At the close: Markets enter reverse as Brexit strains stack up

 
Jake Cordell
Follow Jake
Sterling is heading one-way according to analysts at Goldman Sachs, Deutsche Bank ... and Betway
Sterling is heading one-way according to analysts at Goldman Sachs, Deutsche Bank ... and Betway (Source: Getty)

Sterling has been savaged today, the FTSE 100 has crashed and half of all assets in UK property funds have been frozen in a difficult day on the financial markets.

The pound dropped down below $1.28 overnight, recovered briefly, but is now on the slide after a number of analysts published decidedly bearish forecasts.

A single pound coin will now fetch you $1.2954 on the money markets, down 0.5 per cent, though both Goldman Sachs and Deutsche Bank do not think such value will be around for long.

The US investment bank reckons it'll hit $1.20, while the Germans landed an even harder blow on people who like their reserve currencies to be stable and British saying it'll drop to $1.15 before long.

George Saravelos, the Deutsche Bank analyst notorious for his pessimism on the pound, said in a note today: "There is much more to go before sterling is considered excessively 'cheap'. Even a move down to $1.10 and €1.03 would only take sterling to ... valuation extremes that have not been uncommon in the past."

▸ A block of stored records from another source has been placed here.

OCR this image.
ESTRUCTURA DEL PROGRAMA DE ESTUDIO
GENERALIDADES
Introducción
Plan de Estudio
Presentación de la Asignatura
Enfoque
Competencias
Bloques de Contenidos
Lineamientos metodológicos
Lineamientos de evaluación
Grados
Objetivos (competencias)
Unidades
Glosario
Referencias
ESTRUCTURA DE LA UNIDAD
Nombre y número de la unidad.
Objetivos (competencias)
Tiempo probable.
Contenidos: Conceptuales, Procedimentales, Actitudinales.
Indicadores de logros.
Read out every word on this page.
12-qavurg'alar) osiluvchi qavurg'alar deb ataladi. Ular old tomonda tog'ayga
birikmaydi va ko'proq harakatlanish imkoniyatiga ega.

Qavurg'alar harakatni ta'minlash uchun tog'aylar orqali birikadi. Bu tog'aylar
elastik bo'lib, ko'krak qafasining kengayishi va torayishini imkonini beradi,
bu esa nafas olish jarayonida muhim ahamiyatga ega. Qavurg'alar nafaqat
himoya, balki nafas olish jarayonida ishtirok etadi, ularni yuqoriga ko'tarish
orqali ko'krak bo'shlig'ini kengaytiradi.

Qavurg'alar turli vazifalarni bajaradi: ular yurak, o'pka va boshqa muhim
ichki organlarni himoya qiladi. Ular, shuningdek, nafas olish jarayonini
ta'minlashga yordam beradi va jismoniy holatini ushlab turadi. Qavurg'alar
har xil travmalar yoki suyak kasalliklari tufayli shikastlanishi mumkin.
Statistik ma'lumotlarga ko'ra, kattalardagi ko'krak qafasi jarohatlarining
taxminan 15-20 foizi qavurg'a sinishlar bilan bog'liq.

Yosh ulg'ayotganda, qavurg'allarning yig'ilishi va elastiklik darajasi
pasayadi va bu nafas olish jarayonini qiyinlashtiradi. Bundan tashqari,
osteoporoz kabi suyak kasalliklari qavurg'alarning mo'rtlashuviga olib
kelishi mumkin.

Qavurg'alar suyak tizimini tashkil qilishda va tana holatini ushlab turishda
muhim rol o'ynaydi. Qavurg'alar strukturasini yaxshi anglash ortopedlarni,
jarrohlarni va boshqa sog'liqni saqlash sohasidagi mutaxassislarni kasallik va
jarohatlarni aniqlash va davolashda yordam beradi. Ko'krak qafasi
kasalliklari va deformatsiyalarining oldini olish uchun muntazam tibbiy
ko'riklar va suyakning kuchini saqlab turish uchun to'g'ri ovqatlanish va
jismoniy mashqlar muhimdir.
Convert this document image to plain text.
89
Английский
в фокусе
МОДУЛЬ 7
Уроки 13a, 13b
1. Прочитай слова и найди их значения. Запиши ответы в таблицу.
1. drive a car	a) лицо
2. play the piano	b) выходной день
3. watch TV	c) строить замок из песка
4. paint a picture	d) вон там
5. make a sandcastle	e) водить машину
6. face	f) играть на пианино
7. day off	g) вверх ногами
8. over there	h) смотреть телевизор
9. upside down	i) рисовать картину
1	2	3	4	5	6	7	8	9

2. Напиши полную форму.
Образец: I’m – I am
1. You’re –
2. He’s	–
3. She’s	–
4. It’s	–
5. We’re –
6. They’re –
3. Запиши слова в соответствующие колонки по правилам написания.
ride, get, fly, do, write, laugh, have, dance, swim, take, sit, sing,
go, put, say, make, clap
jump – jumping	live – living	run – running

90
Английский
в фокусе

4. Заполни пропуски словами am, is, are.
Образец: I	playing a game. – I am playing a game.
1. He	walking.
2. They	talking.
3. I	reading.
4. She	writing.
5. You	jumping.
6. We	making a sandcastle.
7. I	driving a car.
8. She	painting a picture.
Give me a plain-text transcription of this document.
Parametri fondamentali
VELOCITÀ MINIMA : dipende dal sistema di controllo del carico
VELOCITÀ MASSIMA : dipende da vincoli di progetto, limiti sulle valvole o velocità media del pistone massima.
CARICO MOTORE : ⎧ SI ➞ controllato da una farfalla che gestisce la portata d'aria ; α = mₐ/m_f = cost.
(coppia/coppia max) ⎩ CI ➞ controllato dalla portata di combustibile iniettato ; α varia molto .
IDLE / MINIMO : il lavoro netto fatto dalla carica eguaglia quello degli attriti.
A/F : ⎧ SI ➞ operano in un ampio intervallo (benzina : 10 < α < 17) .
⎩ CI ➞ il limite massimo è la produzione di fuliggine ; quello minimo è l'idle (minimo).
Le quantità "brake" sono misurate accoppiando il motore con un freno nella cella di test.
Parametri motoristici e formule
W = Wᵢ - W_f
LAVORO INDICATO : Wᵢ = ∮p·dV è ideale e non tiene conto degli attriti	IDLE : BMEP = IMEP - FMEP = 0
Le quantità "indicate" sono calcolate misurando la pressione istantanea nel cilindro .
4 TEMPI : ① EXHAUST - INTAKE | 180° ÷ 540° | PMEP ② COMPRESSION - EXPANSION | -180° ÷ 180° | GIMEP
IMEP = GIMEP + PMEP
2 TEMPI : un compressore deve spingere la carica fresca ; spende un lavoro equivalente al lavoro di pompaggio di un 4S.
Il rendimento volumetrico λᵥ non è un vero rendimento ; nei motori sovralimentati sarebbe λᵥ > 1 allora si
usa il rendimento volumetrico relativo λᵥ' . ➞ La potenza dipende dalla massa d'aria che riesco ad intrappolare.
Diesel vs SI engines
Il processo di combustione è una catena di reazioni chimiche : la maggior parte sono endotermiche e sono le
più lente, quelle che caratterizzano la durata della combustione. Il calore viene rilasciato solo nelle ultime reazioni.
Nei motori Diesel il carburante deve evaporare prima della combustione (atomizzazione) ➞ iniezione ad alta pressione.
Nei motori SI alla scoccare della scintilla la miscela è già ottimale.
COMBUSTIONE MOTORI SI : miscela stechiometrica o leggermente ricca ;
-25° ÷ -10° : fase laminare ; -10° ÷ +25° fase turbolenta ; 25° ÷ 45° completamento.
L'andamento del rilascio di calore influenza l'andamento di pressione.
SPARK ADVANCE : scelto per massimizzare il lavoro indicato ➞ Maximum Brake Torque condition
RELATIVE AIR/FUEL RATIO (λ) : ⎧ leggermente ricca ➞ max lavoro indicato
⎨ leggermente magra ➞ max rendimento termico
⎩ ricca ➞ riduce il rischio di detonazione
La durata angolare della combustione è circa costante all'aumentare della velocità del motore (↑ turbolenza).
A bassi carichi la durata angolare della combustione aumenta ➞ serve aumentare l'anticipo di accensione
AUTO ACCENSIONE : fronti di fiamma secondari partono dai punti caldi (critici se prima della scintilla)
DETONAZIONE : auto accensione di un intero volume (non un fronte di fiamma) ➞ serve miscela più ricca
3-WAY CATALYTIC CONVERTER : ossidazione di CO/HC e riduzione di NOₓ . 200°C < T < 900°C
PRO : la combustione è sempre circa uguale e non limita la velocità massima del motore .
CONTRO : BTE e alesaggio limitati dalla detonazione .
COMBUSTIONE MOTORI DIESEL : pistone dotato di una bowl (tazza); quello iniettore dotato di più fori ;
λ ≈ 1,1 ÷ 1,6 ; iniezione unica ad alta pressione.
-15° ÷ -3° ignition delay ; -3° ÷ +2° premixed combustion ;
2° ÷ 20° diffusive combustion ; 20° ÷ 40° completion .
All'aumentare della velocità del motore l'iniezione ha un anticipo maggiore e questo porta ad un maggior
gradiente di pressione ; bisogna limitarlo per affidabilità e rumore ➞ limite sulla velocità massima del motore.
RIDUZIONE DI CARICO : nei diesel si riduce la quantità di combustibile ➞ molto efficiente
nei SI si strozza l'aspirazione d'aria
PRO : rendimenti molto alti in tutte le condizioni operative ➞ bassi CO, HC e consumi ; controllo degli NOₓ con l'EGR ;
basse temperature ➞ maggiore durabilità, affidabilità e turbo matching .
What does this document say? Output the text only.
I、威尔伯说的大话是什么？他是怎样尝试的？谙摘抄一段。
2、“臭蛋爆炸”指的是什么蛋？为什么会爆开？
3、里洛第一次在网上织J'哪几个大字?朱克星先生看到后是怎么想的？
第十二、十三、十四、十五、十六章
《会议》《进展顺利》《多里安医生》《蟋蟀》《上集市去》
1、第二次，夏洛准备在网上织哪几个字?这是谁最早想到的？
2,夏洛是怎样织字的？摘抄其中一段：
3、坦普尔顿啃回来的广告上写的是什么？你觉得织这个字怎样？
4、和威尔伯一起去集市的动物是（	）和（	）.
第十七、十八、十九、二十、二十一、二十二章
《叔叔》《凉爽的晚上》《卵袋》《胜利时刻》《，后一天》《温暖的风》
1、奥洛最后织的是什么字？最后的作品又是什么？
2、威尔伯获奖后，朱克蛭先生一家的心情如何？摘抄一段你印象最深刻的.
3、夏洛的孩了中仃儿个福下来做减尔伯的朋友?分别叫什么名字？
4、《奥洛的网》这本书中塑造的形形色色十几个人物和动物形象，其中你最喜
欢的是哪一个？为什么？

Even the bookies have got involved - a sure sign that something strange or noteworthy is going on in the financial world. Betway today offered odds implying there was a 60 per cent chance of sterling slumping below $1.20 before the end of the year.

The FTSE 100, which has hitherto moved in the opposite direction to sterling, also plunged by 1.3 per cent to close at 6,463.59. Typically, it was domestic stocks which led the index lower.

Tesco and Morrisons both took a hammering, closing down eight and 7.2 per cent respectively. The big banks weren't far behind, Lloyds shaved 6.8 per cent, and the Royal Bank of Scotland (RBS) lost six per cent.

It was an even darker day for UK real estate as well as a string of property funds suspended trading for fear of mass outflows. The doors are now locked to around half of all cash tied up in them.